Aus der Figur 3 ist noch einmal die relativ gespannte Anlage des Trägerbandes 3 an der Auftragskante 6 zu erkennen. Außerdem sind die Anordnungen der Führungswangen 11 und 12, letztere mit den Abrissstegstummeln 13, zu erkennen.
Des weiteren ist ersichtlich, dass der Lagerkopf 9 relativ ausgedehnt ausgebildet ist und aus dieser Perspektive noch an einer Seite seitlich über die Führungswangen 11 und 12 vorragt.
Die beiden Figuren 4 und 5 zeigen die beiden Seitenansichten des Auftragesfußes 1 gemäß den Figuren 2 und 3.
In diesen Seitenansichten ist auch noch einmal insbesondere der Verlauf des Trägerbandes 3 über die Auftragskante 6 zu erkennen.

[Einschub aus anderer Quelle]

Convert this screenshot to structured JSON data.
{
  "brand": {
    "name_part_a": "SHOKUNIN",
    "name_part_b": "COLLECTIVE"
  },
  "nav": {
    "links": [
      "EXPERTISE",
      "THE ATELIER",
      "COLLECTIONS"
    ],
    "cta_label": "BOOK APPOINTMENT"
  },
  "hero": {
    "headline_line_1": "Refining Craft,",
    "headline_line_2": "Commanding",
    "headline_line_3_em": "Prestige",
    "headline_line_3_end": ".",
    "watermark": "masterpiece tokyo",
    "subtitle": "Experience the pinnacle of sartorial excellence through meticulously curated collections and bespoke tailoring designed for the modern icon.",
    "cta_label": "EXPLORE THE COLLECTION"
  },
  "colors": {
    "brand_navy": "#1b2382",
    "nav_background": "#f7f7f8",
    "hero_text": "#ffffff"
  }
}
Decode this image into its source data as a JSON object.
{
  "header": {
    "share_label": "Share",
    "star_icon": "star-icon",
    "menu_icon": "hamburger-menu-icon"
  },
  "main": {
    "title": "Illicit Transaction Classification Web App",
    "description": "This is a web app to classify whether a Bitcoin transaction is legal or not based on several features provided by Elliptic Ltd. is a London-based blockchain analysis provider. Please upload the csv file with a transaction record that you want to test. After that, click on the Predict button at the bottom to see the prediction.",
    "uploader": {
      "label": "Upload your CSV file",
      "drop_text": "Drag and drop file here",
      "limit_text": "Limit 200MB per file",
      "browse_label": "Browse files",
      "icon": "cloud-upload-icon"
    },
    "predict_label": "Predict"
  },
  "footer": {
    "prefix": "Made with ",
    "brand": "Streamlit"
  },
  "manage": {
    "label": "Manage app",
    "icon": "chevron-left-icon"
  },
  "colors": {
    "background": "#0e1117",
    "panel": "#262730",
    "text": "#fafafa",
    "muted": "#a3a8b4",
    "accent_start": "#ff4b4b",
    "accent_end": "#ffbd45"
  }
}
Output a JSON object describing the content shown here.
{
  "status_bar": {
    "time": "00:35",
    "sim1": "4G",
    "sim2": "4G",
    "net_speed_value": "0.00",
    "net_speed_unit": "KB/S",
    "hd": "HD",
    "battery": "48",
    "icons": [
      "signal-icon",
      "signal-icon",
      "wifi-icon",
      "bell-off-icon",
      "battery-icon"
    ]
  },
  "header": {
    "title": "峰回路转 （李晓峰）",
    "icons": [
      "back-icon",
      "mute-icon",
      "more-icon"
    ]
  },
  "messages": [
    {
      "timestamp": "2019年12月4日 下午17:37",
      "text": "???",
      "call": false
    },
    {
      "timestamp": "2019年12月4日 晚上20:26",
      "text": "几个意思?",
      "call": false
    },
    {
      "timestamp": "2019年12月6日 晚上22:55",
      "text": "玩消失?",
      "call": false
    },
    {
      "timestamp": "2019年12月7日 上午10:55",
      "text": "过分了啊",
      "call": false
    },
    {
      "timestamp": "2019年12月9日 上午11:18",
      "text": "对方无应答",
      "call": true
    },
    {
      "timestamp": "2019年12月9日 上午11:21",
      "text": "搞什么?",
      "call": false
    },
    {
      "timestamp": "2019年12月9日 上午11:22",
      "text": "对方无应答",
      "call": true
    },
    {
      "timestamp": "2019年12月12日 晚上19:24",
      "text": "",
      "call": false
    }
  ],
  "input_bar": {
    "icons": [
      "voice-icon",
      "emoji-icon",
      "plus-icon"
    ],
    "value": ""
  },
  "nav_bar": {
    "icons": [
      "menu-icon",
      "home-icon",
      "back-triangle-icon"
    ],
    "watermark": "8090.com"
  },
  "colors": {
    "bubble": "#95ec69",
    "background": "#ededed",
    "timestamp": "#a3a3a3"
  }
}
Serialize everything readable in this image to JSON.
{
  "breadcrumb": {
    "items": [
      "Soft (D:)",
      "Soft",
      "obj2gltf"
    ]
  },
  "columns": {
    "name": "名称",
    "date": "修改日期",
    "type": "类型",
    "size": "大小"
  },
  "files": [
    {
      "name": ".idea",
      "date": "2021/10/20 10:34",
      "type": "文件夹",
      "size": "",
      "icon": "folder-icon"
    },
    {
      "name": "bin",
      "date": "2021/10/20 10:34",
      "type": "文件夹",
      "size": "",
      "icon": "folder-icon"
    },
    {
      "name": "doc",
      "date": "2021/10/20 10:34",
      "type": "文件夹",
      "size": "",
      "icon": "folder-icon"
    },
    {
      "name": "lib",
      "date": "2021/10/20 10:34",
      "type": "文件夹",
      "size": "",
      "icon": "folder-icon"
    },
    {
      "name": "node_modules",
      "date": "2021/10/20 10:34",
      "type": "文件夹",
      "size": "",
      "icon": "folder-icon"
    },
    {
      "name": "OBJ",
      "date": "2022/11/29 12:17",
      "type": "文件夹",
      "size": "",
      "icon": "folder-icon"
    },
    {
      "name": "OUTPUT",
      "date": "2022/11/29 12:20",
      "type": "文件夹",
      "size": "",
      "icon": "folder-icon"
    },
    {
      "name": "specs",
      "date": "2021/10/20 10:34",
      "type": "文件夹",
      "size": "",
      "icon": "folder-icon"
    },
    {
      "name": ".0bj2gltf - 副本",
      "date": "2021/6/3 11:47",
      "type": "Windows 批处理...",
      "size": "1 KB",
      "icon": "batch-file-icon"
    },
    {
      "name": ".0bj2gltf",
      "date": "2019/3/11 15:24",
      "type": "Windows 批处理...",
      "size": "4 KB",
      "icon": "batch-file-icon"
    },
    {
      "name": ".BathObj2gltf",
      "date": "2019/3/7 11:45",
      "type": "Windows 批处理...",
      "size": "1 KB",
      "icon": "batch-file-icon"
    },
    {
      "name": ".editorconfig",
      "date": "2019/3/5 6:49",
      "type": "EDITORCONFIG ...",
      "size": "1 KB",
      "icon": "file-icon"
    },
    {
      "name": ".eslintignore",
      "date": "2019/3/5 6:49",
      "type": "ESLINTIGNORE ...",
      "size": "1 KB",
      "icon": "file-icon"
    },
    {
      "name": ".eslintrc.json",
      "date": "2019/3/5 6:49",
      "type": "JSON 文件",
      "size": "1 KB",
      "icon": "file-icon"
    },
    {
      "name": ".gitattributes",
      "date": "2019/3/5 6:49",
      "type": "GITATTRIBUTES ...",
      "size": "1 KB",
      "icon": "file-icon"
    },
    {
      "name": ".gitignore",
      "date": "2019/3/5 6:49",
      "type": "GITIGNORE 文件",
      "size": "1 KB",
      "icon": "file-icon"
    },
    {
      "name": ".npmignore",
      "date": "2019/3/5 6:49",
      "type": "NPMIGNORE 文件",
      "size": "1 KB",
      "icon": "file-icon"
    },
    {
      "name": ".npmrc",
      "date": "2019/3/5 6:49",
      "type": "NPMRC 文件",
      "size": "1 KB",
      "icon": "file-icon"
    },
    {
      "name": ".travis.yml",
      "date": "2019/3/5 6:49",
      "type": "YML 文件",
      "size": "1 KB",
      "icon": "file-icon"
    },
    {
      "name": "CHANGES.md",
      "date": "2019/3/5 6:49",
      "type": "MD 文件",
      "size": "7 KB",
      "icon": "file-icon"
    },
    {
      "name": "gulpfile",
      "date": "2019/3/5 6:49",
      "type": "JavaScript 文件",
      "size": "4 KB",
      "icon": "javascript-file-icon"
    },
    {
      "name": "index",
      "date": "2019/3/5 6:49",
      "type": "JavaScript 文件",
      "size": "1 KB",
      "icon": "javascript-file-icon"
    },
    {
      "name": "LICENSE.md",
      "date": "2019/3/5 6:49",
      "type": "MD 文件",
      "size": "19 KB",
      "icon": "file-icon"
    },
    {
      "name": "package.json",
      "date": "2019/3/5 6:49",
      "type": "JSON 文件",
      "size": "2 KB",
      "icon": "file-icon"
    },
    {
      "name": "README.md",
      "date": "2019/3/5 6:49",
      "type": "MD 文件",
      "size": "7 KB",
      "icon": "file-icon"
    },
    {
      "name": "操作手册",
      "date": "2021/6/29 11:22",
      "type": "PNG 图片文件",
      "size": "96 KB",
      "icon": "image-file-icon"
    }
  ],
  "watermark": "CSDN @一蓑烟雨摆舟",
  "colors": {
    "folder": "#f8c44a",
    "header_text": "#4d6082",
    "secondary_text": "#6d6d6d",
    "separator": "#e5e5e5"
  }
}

Genau erkennbar ist auch der Verlauf des Abstandhalters 10, der gebogen verläuft und in einem Führungswulst 15 endet, auf dem das von der Auftragskante 6 zur Aufwickelspule verlaufende Trum des Trägerbandes 3 geführt wird.
Die Biegung des Abstandhalters 10 umschließt bzw. bildet gleichzeitig eine Aufnahmehülse 16 für einen Zentrierstift, der an mindestens einer der Gehäuseschalen des Gehäuses 2 angeordnet sein kann und beim Einlegen des Gestells 2a in das Gehäuse 2 für eine exakte Orientierung und Positionierung des Auftragsfußes 1 im Bereich des Gehäuses bzw. aus diesem herausragend, sorgt.